0
0
Apache-sparkConceptBeginner · 4 min read

What is Micro Batch in Spark: Explanation and Example

In Apache Spark, micro batch is a technique used in Structured Streaming where data is processed in small, fixed-size batches at regular intervals. This allows Spark to handle streaming data efficiently by treating it like a series of mini batch jobs.
⚙️

How It Works

Imagine you are watching a video, but instead of seeing it all at once, you get small clips every few seconds. Micro batching in Spark works similarly by collecting streaming data into small chunks or batches over short time windows. Spark then processes each batch as a mini job.

This approach balances real-time processing and system efficiency. Instead of processing each record one by one, Spark groups data into micro batches, which reduces overhead and improves throughput. It’s like delivering mail in small bundles rather than one letter at a time.

💻

Example

This example shows how to create a simple Spark Structured Streaming job that reads data from a socket and processes it in micro batches every 5 seconds.

python
from pyspark.sql import SparkSession

spark = SparkSession.builder.appName("MicroBatchExample").getOrCreate()

# Read streaming data from a socket
lines = spark.readStream.format("socket") \
    .option("host", "localhost") \
    .option("port", 9999) \
    .load()

# Split lines into words
words = lines.selectExpr("explode(split(value, ' ')) as word")

# Count words in each micro batch
wordCounts = words.groupBy("word").count()

# Start streaming query with trigger interval of 5 seconds (micro batch duration)
query = wordCounts.writeStream \
    .outputMode("complete") \
    .format("console") \
    .trigger(processingTime='5 seconds') \
    .start()

query.awaitTermination()
Output
------------------------------------------- Batch: 0 ------------------------------------------- +----+-----+ |word|count| +----+-----+ |foo | 3 | |bar | 2 | +----+-----+ ------------------------------------------- Batch: 1 ------------------------------------------- +----+-----+ |word|count| +----+-----+ |foo | 5 | |baz | 1 | +----+-----+
🎯

When to Use

Micro batching is ideal when you need near real-time processing but can tolerate small delays (seconds). It works well for applications like log processing, monitoring, and alerting where data arrives continuously but can be processed in small groups.

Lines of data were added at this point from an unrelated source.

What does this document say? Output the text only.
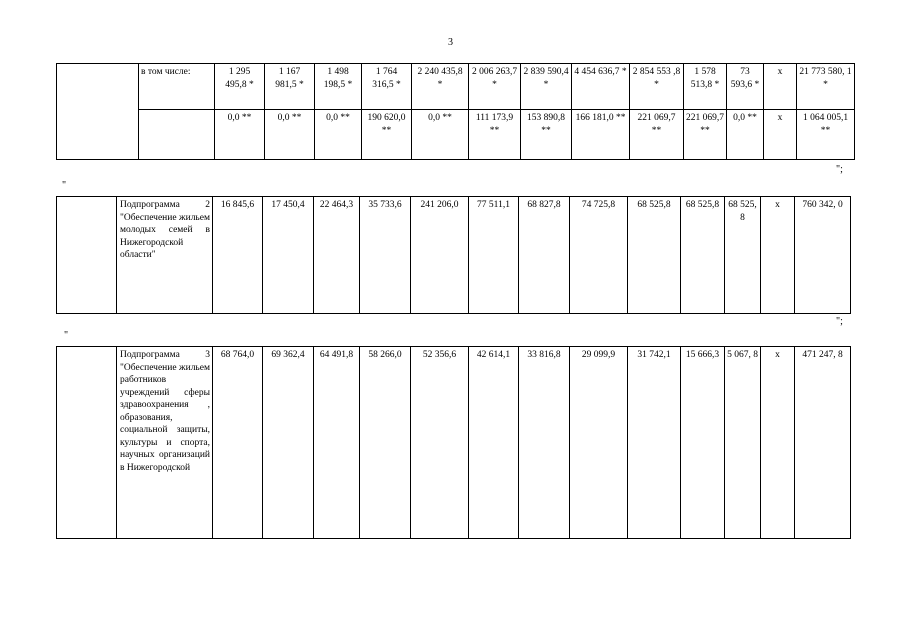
3
	в том числе:	1 295 495,8 *	1 167 981,5 *	1 498 198,5 *	1 764 316,5 *	2 240 435,8 *	2 006 263,7 *	2 839 590,4 *	4 454 636,7 *	2 854 553 ,8 *	1 578 513,8 *	73 593,6 *	х	21 773 580, 1 *
		0,0 **	0,0 **	0,0 **	190 620,0 **	0,0 **	111 173,9 **	153 890,8 **	166 181,0 **	221 069,7 **	221 069,7 **	0,0 **	х	1 064 005,1 **
";
"
	Подпрограмма 2 "Обеспечение жильем молодых семей в Нижегородской области"	16 845,6	17 450,4	22 464,3	35 733,6	241 206,0	77 511,1	68 827,8	74 725,8	68 525,8	68 525,8	68 525, 8	х	760 342, 0
";
"
	Подпрограмма 3 "Обеспечение жильем работников учреждений сферы здравоохранения , образования, социальной защиты, культуры и спорта, научных организаций в Нижегородской	68 764,0	69 362,4	64 491,8	58 266,0	52 356,6	42 614,1	33 816,8	29 099,9	31 742,1	15 666,3	5 067, 8	х	471 247, 8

Use micro batching when you want a simple, fault-tolerant streaming solution that leverages Spark’s batch engine. It is less complex than pure event-by-event streaming and offers good performance for many real-world streaming tasks.

Key Points

  • Micro batch processes streaming data in small fixed intervals.
  • It balances latency and throughput for efficient streaming.
  • Implemented in Spark Structured Streaming using triggers.
  • Good for near real-time applications with small delay tolerance.
  • Simpler and more fault-tolerant than continuous streaming.

Key Takeaways

Micro batching processes streaming data in small fixed time intervals for efficiency.
It is used in Spark Structured Streaming with trigger intervals controlling batch size.
Ideal for near real-time applications that can tolerate small delays.
Simplifies streaming by leveraging Spark’s batch processing engine.
Balances system performance and latency for continuous data streams.